The first thing to notice about Jesse is that he is handsome, the way trees are handsome, the way birds are handsome, the way the complex and often misunderstood rules of baseball are inordinately handsome. This was what I noticed, many years ago, when Tom Clancy was still alive. Then the years passed: Gabriel García Marquez died, Ray Bradbury died, Donna Summer struggled with lung cancer for a while before ultimately dying. Meanwhile, the hair fell down around Jesse’s ears like a marvelous race-car, it fell down like a wayward train, it fell down wet and full of vigor, it tickled his neck with sin, and there were many of us who wanted an end to it (the hair). This was before we knew its power
Of course, what we didn’t know is that power is relative, and the power of the hair, of which we knew nothing, was also in fact nothing compared to his other powers, more rare and spindly. One time, I saw Jesse work so hard he gave himself a delirious swine flu of his own making and nearly had to be hospitalized. One time, I saw him compose an eighteen-page email in order to more completely fall in love. One time, Jesse told me he’d “beat the shit” out of me if I ever drove that drunk, which I took as a sign of inordinate friendship. One time, Jesse and I were in his apartment, perusing his collection of rare and out-of-print Pat Benatar albums. We weren’t listening to them, per say–it was more like we were holding each record up to the light, which was dim, and letting them speak to us. Holding them up as if they were counterfeits. Outside, it was raining. We were listening to Yo La Tengo then.

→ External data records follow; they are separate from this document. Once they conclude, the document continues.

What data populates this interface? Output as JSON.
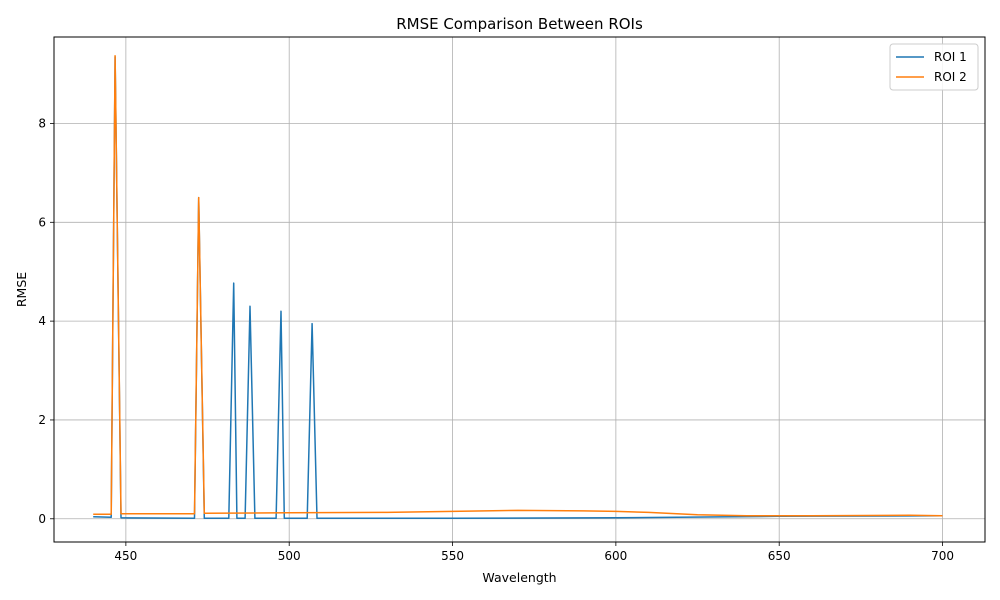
{
  "chart_data": {
    "type": "line",
    "title": "RMSE Comparison Between ROIs",
    "xlabel": "Wavelength",
    "ylabel": "RMSE",
    "xlim": [
      428,
      713
    ],
    "ylim": [
      -0.47,
      9.75
    ],
    "xticks": [
      450,
      500,
      550,
      600,
      650,
      700
    ],
    "yticks": [
      0,
      2,
      4,
      6,
      8
    ],
    "grid": true,
    "legend_position": "top-right",
    "series": [
      {
        "name": "ROI 1",
        "color": "#1f77b4",
        "points": [
          [
            440,
            0.04
          ],
          [
            445.5,
            0.03
          ],
          [
            446.7,
            9.35
          ],
          [
            448.5,
            0.02
          ],
          [
            471,
            0.01
          ],
          [
            472.3,
            6.5
          ],
          [
            474,
            0.01
          ],
          [
            481.5,
            0.01
          ],
          [
            483,
            4.77
          ],
          [
            484,
            0.01
          ],
          [
            486.5,
            0.01
          ],
          [
            488,
            4.3
          ],
          [
            489.5,
            0.01
          ],
          [
            496,
            0.01
          ],
          [
            497.5,
            4.2
          ],
          [
            498.5,
            0.01
          ],
          [
            505.5,
            0.01
          ],
          [
            507,
            3.95
          ],
          [
            508.5,
            0.01
          ],
          [
            550,
            0.01
          ],
          [
            600,
            0.02
          ],
          [
            650,
            0.05
          ],
          [
            700,
            0.06
          ]
        ]
      },
      {
        "name": "ROI 2",
        "color": "#ff7f0e",
        "points": [
          [
            440,
            0.09
          ],
          [
            445.5,
            0.09
          ],
          [
            446.7,
            9.37
          ],
          [
            448.5,
            0.1
          ],
          [
            471,
            0.1
          ],
          [
            472.3,
            6.5
          ],
          [
            474,
            0.11
          ],
          [
            500,
            0.12
          ],
          [
            530,
            0.13
          ],
          [
            550,
            0.15
          ],
          [
            570,
            0.17
          ],
          [
            590,
            0.16
          ],
          [
            600,
            0.15
          ],
          [
            610,
            0.13
          ],
          [
            625,
            0.08
          ],
          [
            640,
            0.06
          ],
          [
            660,
            0.06
          ],
          [
            690,
            0.07
          ],
          [
            700,
            0.06
          ]
        ]
      }
    ]
  }
}
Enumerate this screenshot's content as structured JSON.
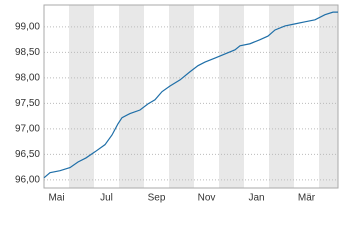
{
  "chart_data": {
    "type": "line",
    "color": "#1f6fa8",
    "grid": true,
    "x": [
      0,
      0.24,
      0.64,
      1.04,
      1.36,
      1.68,
      2.04,
      2.44,
      2.72,
      2.96,
      3.12,
      3.44,
      3.84,
      4.16,
      4.44,
      4.72,
      5.04,
      5.44,
      5.84,
      6.16,
      6.44,
      6.84,
      7.24,
      7.64,
      7.84,
      8.24,
      8.64,
      8.96,
      9.24,
      9.64,
      10.04,
      10.44,
      10.84,
      11.24,
      11.56,
      11.76
    ],
    "values": [
      96.04,
      96.14,
      96.18,
      96.24,
      96.35,
      96.43,
      96.55,
      96.69,
      96.88,
      97.1,
      97.22,
      97.3,
      97.37,
      97.49,
      97.57,
      97.73,
      97.84,
      97.96,
      98.12,
      98.24,
      98.31,
      98.39,
      98.47,
      98.55,
      98.63,
      98.67,
      98.75,
      98.82,
      98.94,
      99.02,
      99.06,
      99.1,
      99.14,
      99.24,
      99.29,
      99.29
    ],
    "xlim": [
      0,
      11.76
    ],
    "ylim": [
      95.84,
      99.43
    ],
    "xticks": [
      {
        "value": 0.5,
        "label": "Mai"
      },
      {
        "value": 2.5,
        "label": "Jul"
      },
      {
        "value": 4.5,
        "label": "Sep"
      },
      {
        "value": 6.5,
        "label": "Nov"
      },
      {
        "value": 8.5,
        "label": "Jan"
      },
      {
        "value": 10.5,
        "label": "Mär"
      }
    ],
    "yticks": [
      {
        "value": 96,
        "label": "96,00"
      },
      {
        "value": 96.5,
        "label": "96,50"
      },
      {
        "value": 97,
        "label": "97,00"
      },
      {
        "value": 97.5,
        "label": "97,50"
      },
      {
        "value": 98,
        "label": "98,00"
      },
      {
        "value": 98.5,
        "label": "98,50"
      },
      {
        "value": 99,
        "label": "99,00"
      }
    ]
  }
}
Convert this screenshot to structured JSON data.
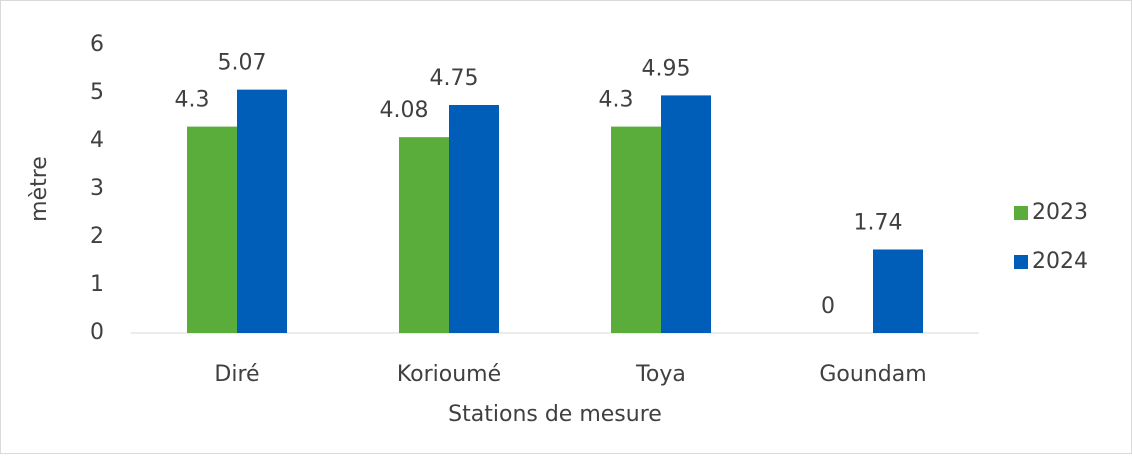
{
  "chart_data": {
    "type": "bar",
    "xlabel": "Stations de mesure",
    "ylabel": "mètre",
    "categories": [
      "Diré",
      "Korioumé",
      "Toya",
      "Goundam"
    ],
    "series": [
      {
        "name": "2023",
        "color": "#5aad3a",
        "values": [
          4.3,
          4.08,
          4.3,
          0
        ]
      },
      {
        "name": "2024",
        "color": "#005eb8",
        "values": [
          5.07,
          4.75,
          4.95,
          1.74
        ]
      }
    ],
    "ylim": [
      0,
      6
    ],
    "yticks": [
      0,
      1,
      2,
      3,
      4,
      5,
      6
    ],
    "grid": false,
    "legend": "right"
  }
}
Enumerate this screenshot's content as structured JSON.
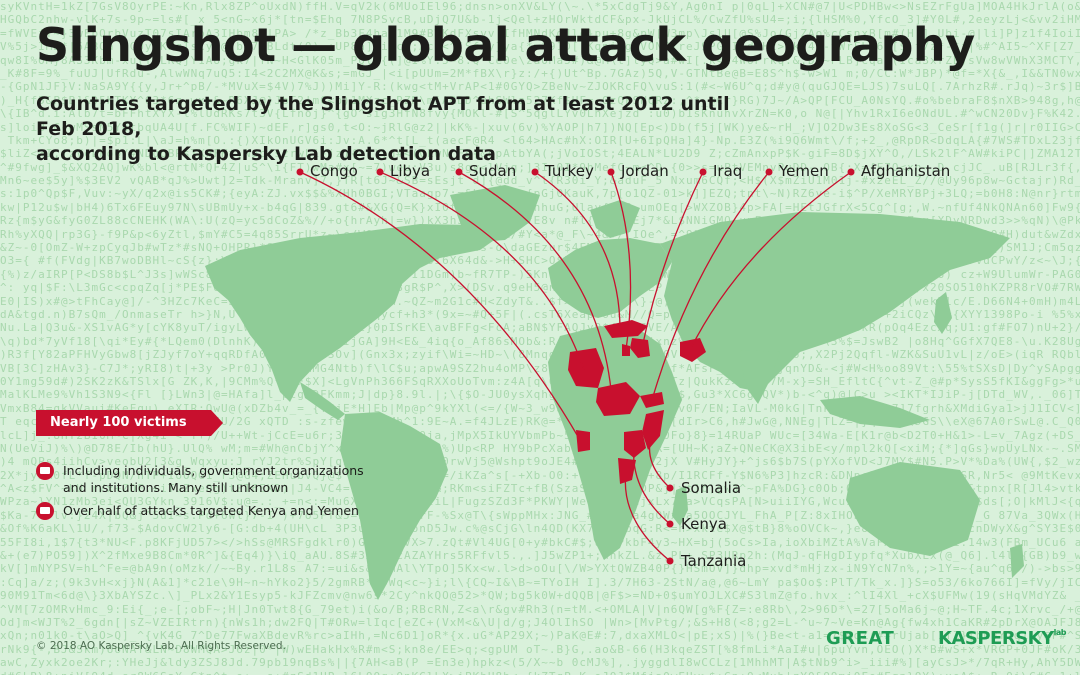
{
  "title": "Slingshot — global attack geography",
  "subtitle_line1": "Countries targeted by the Slingshot APT from at least 2012 until Feb 2018,",
  "subtitle_line2": "according to Kaspersky Lab detection data",
  "top_countries": [
    "Congo",
    "Libya",
    "Sudan",
    "Turkey",
    "Jordan",
    "Iraq",
    "Yemen",
    "Afghanistan"
  ],
  "side_countries": [
    "Somalia",
    "Kenya",
    "Tanzania"
  ],
  "victims_badge": "Nearly 100 victims",
  "note1": "Including individuals, government organizations and institutions. Many still unknown",
  "note2": "Over half of attacks targeted Kenya and Yemen",
  "copyright": "© 2018 AO Kaspersky Lab. All Rights Reserved.",
  "logo_great": "GREAT",
  "logo_kaspersky": "KASPERSKY",
  "logo_lab": "lab",
  "colors": {
    "map_land": "#8fcc97",
    "target": "#c8102e",
    "background": "#d9f1db",
    "accent_green": "#1e9c54"
  },
  "icons": [
    "group-icon",
    "target-icon"
  ]
}
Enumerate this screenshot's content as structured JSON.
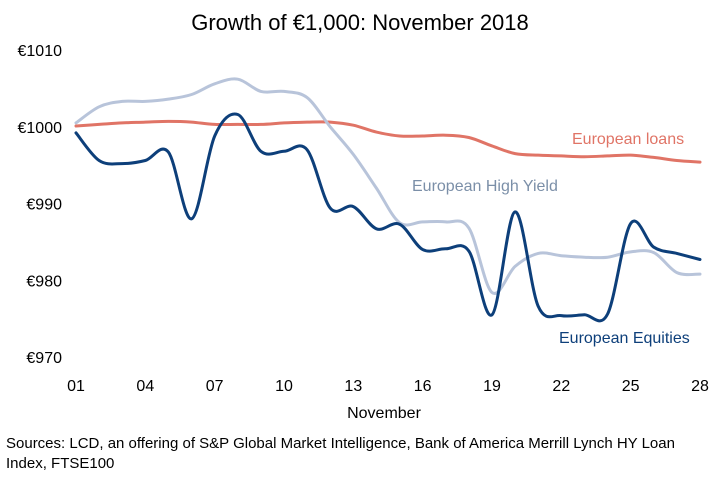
{
  "chart_data": {
    "type": "line",
    "title": "Growth of €1,000: November 2018",
    "xlabel": "November",
    "ylabel": "",
    "x_ticks": [
      "01",
      "04",
      "07",
      "10",
      "13",
      "16",
      "19",
      "22",
      "25",
      "28"
    ],
    "x": [
      1,
      2,
      3,
      4,
      5,
      6,
      7,
      8,
      9,
      10,
      11,
      12,
      13,
      14,
      15,
      16,
      17,
      18,
      19,
      20,
      21,
      22,
      23,
      24,
      25,
      26,
      27,
      28
    ],
    "xlim": [
      1,
      28
    ],
    "ylim": [
      970,
      1010
    ],
    "y_ticks": [
      "€970",
      "€980",
      "€990",
      "€1000",
      "€1010"
    ],
    "y_tick_values": [
      970,
      980,
      990,
      1000,
      1010
    ],
    "grid": false,
    "series": [
      {
        "name": "European loans",
        "color": "#e07466",
        "values": [
          1000.1,
          1000.3,
          1000.5,
          1000.6,
          1000.7,
          1000.6,
          1000.3,
          1000.3,
          1000.3,
          1000.5,
          1000.6,
          1000.6,
          1000.2,
          999.3,
          998.8,
          998.8,
          998.9,
          998.6,
          997.5,
          996.5,
          996.3,
          996.2,
          996.1,
          996.2,
          996.3,
          996.0,
          995.6,
          995.4
        ]
      },
      {
        "name": "European High Yield",
        "color": "#b8c4da",
        "values": [
          1000.5,
          1002.6,
          1003.3,
          1003.3,
          1003.6,
          1004.2,
          1005.6,
          1006.2,
          1004.6,
          1004.6,
          1003.8,
          1000.0,
          996.4,
          992.0,
          987.5,
          987.6,
          987.6,
          986.8,
          978.4,
          981.8,
          983.5,
          983.2,
          983.0,
          983.0,
          983.7,
          983.6,
          981.0,
          980.8
        ]
      },
      {
        "name": "European Equities",
        "color": "#0d3f7a",
        "values": [
          999.2,
          995.6,
          995.2,
          995.6,
          996.7,
          988.0,
          998.8,
          1001.6,
          996.8,
          996.8,
          997.0,
          989.4,
          989.6,
          986.7,
          987.3,
          984.0,
          984.1,
          983.8,
          975.5,
          988.9,
          976.6,
          975.4,
          975.5,
          975.6,
          987.4,
          984.3,
          983.5,
          982.7
        ]
      }
    ]
  },
  "source": "Sources: LCD, an offering of S&P Global Market Intelligence, Bank of America Merrill Lynch HY Loan Index, FTSE100"
}
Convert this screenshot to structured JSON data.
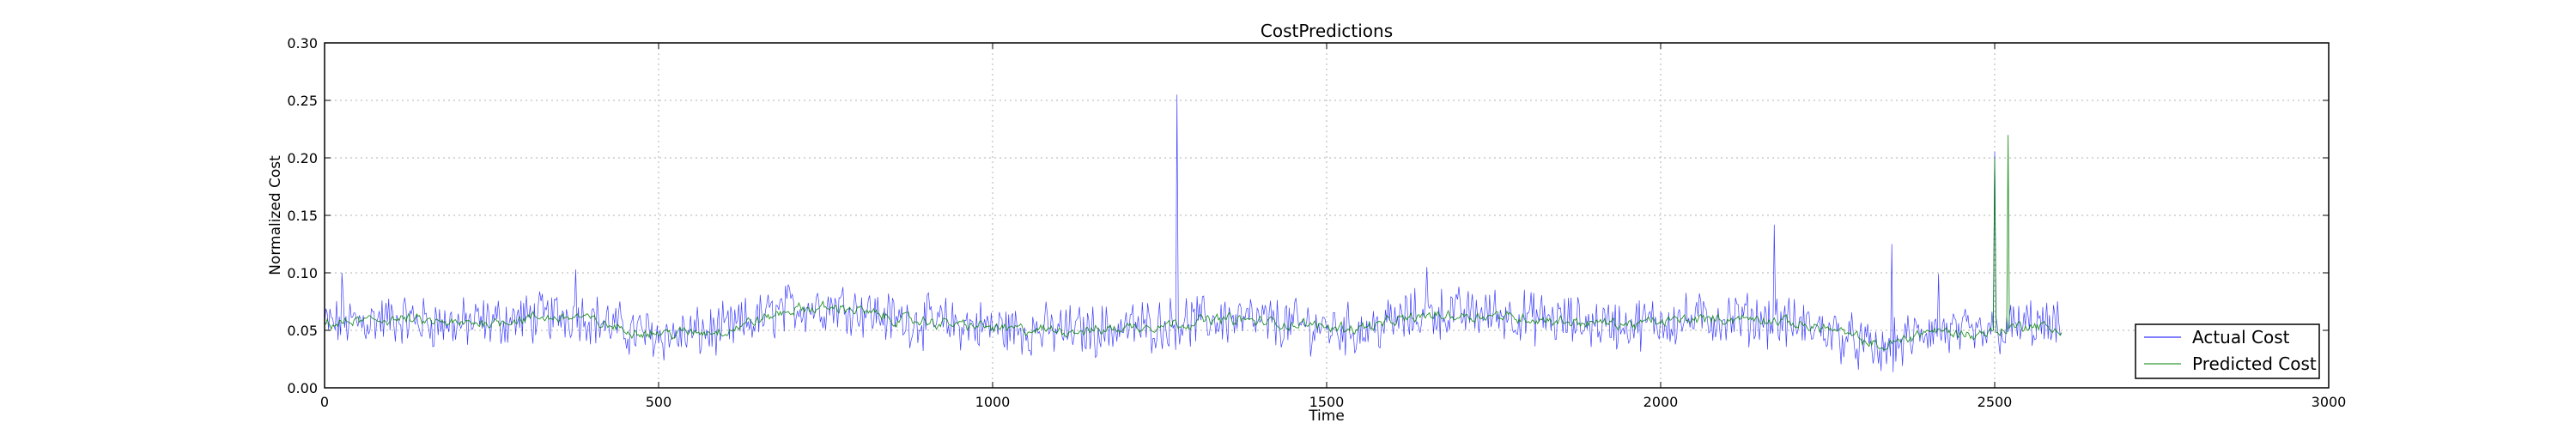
{
  "chart_data": {
    "type": "line",
    "title": "CostPredictions",
    "xlabel": "Time",
    "ylabel": "Normalized Cost",
    "xlim": [
      0,
      3000
    ],
    "ylim": [
      0,
      0.3
    ],
    "xticks": [
      "0",
      "500",
      "1000",
      "1500",
      "2000",
      "2500",
      "3000"
    ],
    "yticks": [
      "0.00",
      "0.05",
      "0.10",
      "0.15",
      "0.20",
      "0.25",
      "0.30"
    ],
    "grid": true,
    "legend_position": "lower-right",
    "x_range": [
      0,
      2600
    ],
    "series": [
      {
        "name": "Actual Cost",
        "color": "#0000ff",
        "baseline": [
          [
            0,
            0.055
          ],
          [
            100,
            0.06
          ],
          [
            200,
            0.055
          ],
          [
            300,
            0.06
          ],
          [
            380,
            0.065
          ],
          [
            450,
            0.05
          ],
          [
            520,
            0.045
          ],
          [
            600,
            0.05
          ],
          [
            700,
            0.07
          ],
          [
            780,
            0.072
          ],
          [
            850,
            0.06
          ],
          [
            950,
            0.055
          ],
          [
            1050,
            0.05
          ],
          [
            1150,
            0.05
          ],
          [
            1250,
            0.055
          ],
          [
            1350,
            0.06
          ],
          [
            1450,
            0.055
          ],
          [
            1550,
            0.05
          ],
          [
            1650,
            0.065
          ],
          [
            1750,
            0.065
          ],
          [
            1850,
            0.058
          ],
          [
            1950,
            0.055
          ],
          [
            2050,
            0.06
          ],
          [
            2150,
            0.06
          ],
          [
            2250,
            0.05
          ],
          [
            2330,
            0.03
          ],
          [
            2400,
            0.05
          ],
          [
            2470,
            0.045
          ],
          [
            2550,
            0.055
          ],
          [
            2600,
            0.05
          ]
        ],
        "spikes": [
          [
            1275,
            0.255
          ],
          [
            2170,
            0.142
          ],
          [
            2345,
            0.125
          ],
          [
            2500,
            0.205
          ],
          [
            1650,
            0.105
          ],
          [
            375,
            0.103
          ],
          [
            25,
            0.1
          ],
          [
            2415,
            0.099
          ]
        ]
      },
      {
        "name": "Predicted Cost",
        "color": "#008000",
        "baseline": [
          [
            0,
            0.055
          ],
          [
            100,
            0.06
          ],
          [
            200,
            0.055
          ],
          [
            300,
            0.06
          ],
          [
            380,
            0.062
          ],
          [
            450,
            0.05
          ],
          [
            520,
            0.047
          ],
          [
            600,
            0.05
          ],
          [
            700,
            0.068
          ],
          [
            780,
            0.07
          ],
          [
            850,
            0.06
          ],
          [
            950,
            0.055
          ],
          [
            1050,
            0.05
          ],
          [
            1150,
            0.05
          ],
          [
            1250,
            0.055
          ],
          [
            1350,
            0.06
          ],
          [
            1450,
            0.055
          ],
          [
            1550,
            0.052
          ],
          [
            1650,
            0.063
          ],
          [
            1750,
            0.063
          ],
          [
            1850,
            0.058
          ],
          [
            1950,
            0.055
          ],
          [
            2050,
            0.06
          ],
          [
            2150,
            0.06
          ],
          [
            2250,
            0.052
          ],
          [
            2330,
            0.035
          ],
          [
            2400,
            0.05
          ],
          [
            2470,
            0.046
          ],
          [
            2550,
            0.055
          ],
          [
            2600,
            0.05
          ]
        ],
        "spikes": [
          [
            2520,
            0.22
          ],
          [
            2500,
            0.2
          ]
        ]
      }
    ]
  }
}
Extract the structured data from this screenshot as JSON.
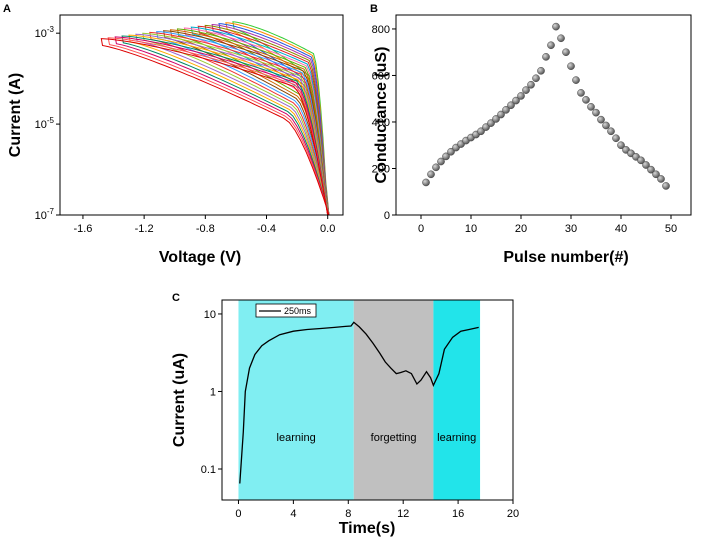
{
  "chart_data": [
    {
      "panel": "A",
      "type": "line",
      "xlabel": "Voltage (V)",
      "ylabel": "Current (A)",
      "xlim": [
        -1.75,
        0.1
      ],
      "ylim_log10": [
        -7,
        -2.6
      ],
      "xticks": [
        "-1.6",
        "-1.2",
        "-0.8",
        "-0.4",
        "0.0"
      ],
      "xtick_values": [
        -1.6,
        -1.2,
        -0.8,
        -0.4,
        0.0
      ],
      "yticks": [
        {
          "base": "10",
          "exp": "-3",
          "log": -3
        },
        {
          "base": "10",
          "exp": "-5",
          "log": -5
        },
        {
          "base": "10",
          "exp": "-7",
          "log": -7
        }
      ],
      "sweeps": {
        "count": 20,
        "vmin_first": -0.62,
        "vmin_last": -1.48,
        "imax_log_first": -2.75,
        "imax_log_last": -3.12,
        "colors": [
          "#33cc33",
          "#ff8800",
          "#2255dd",
          "#aa33aa",
          "#888800",
          "#dd2222",
          "#00aacc",
          "#ff66aa",
          "#66aa00",
          "#cc6600",
          "#884400",
          "#3399ff",
          "#ee3333",
          "#99cc33",
          "#9966cc",
          "#ffaa00",
          "#008866",
          "#cc0066",
          "#ff5555",
          "#dd0000"
        ]
      }
    },
    {
      "panel": "B",
      "type": "scatter",
      "xlabel": "Pulse number(#)",
      "ylabel": "Conductance (uS)",
      "xlim": [
        -5,
        54
      ],
      "ylim": [
        0,
        860
      ],
      "xticks": [
        "0",
        "10",
        "20",
        "30",
        "40",
        "50"
      ],
      "xtick_values": [
        0,
        10,
        20,
        30,
        40,
        50
      ],
      "yticks": [
        "0",
        "200",
        "400",
        "600",
        "800"
      ],
      "ytick_values": [
        0,
        200,
        400,
        600,
        800
      ],
      "x": [
        1,
        2,
        3,
        4,
        5,
        6,
        7,
        8,
        9,
        10,
        11,
        12,
        13,
        14,
        15,
        16,
        17,
        18,
        19,
        20,
        21,
        22,
        23,
        24,
        25,
        26,
        27,
        28,
        29,
        30,
        31,
        32,
        33,
        34,
        35,
        36,
        37,
        38,
        39,
        40,
        41,
        42,
        43,
        44,
        45,
        46,
        47,
        48,
        49
      ],
      "y": [
        140,
        175,
        205,
        230,
        252,
        272,
        290,
        305,
        320,
        333,
        346,
        360,
        378,
        395,
        413,
        432,
        452,
        472,
        492,
        512,
        537,
        560,
        588,
        620,
        680,
        730,
        810,
        760,
        700,
        640,
        580,
        525,
        495,
        465,
        440,
        410,
        385,
        360,
        330,
        300,
        280,
        265,
        250,
        235,
        215,
        195,
        175,
        155,
        125
      ]
    },
    {
      "panel": "C",
      "type": "line",
      "xlabel": "Time(s)",
      "ylabel": "Current (uA)",
      "xlim": [
        -1.2,
        20
      ],
      "ylim_log10": [
        -1.4,
        1.18
      ],
      "xticks": [
        "0",
        "4",
        "8",
        "12",
        "16",
        "20"
      ],
      "xtick_values": [
        0,
        4,
        8,
        12,
        16,
        20
      ],
      "yticks": [
        "10",
        "1",
        "0.1"
      ],
      "ytick_values": [
        1,
        0,
        -1
      ],
      "legend": "250ms",
      "regions": [
        {
          "label": "learning",
          "start": 0,
          "end": 8.4,
          "color": "#80eef2"
        },
        {
          "label": "forgetting",
          "start": 8.4,
          "end": 14.2,
          "color": "#c0c0c0"
        },
        {
          "label": "learning",
          "start": 14.2,
          "end": 17.6,
          "color": "#22e4ea"
        }
      ],
      "t": [
        0.1,
        0.35,
        0.5,
        0.8,
        1.2,
        1.7,
        2.2,
        3.0,
        4.0,
        5.0,
        6.0,
        7.0,
        7.8,
        8.2,
        8.4,
        8.8,
        9.3,
        9.8,
        10.3,
        10.7,
        11.1,
        11.5,
        11.8,
        12.2,
        12.6,
        13.0,
        13.3,
        13.7,
        14.0,
        14.2,
        14.6,
        15.0,
        15.6,
        16.2,
        16.8,
        17.5
      ],
      "i": [
        0.065,
        0.3,
        1.0,
        2.0,
        3.0,
        3.9,
        4.5,
        5.4,
        6.0,
        6.3,
        6.5,
        6.7,
        6.9,
        7.0,
        7.8,
        6.8,
        5.5,
        4.2,
        3.1,
        2.4,
        2.0,
        1.7,
        1.75,
        1.85,
        1.7,
        1.25,
        1.4,
        1.8,
        1.5,
        1.2,
        1.7,
        3.5,
        5.0,
        6.0,
        6.3,
        6.7
      ]
    }
  ]
}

Or we were listening to Animal Collective then.
We listened to the song “My Girls” by Animal Collective. We listened to the song “Candy Shoppe” by Emeralds. We listened to tracks 3, 6, and 8 off the new Portishead album and were astonished. We listened to every song we could think of by My Brightest Diamond on repeat. We listened to The Weeknd during a blizzard and felt marvelous and afraid. We listened to that Pusha-T song about cocaine where he says, “I nose better,” it was great. It was really, really excellent. Outside, it was raining, and I felt the cinch of the heavens take me under the fifth and sixth rib, and I felt my mother’s love dissolving into the luminiferous aether, and I felt the heavy weight of an unfunded NASA, and then I heard Jesse say, “Mike, are you with us?”
‘Yeah, I’m with you,’ I said.
But it was a lie, I was at the pyramids in Teotihuacan hawking jaguar noise boxes, I was getting “roughed up” by frat boys in Wisconsin for using their designated puke-alley, I was in a rough field fielding offers for the movie-version of my great and apostolic poem, “Ave Maria,” which had captured the hearts and minds but really the perineums of our beloved mid-level government employees. Meanwhile, Jesse was buried under a mountain of books, which came pouring out of his eyelids and out of his nose and out of the sockets of his Echo Park apartment, which was not up to code, and the books continued to pour until we had to evacuate him from his Echo Park apartment, which was not up to code, with the help of the paramedics. Thank god it wasn’t raining. It was definitely not raining. At which point he declared, “I will abate myself with drink!” but he was wrong, and all manner of spectrality commenced.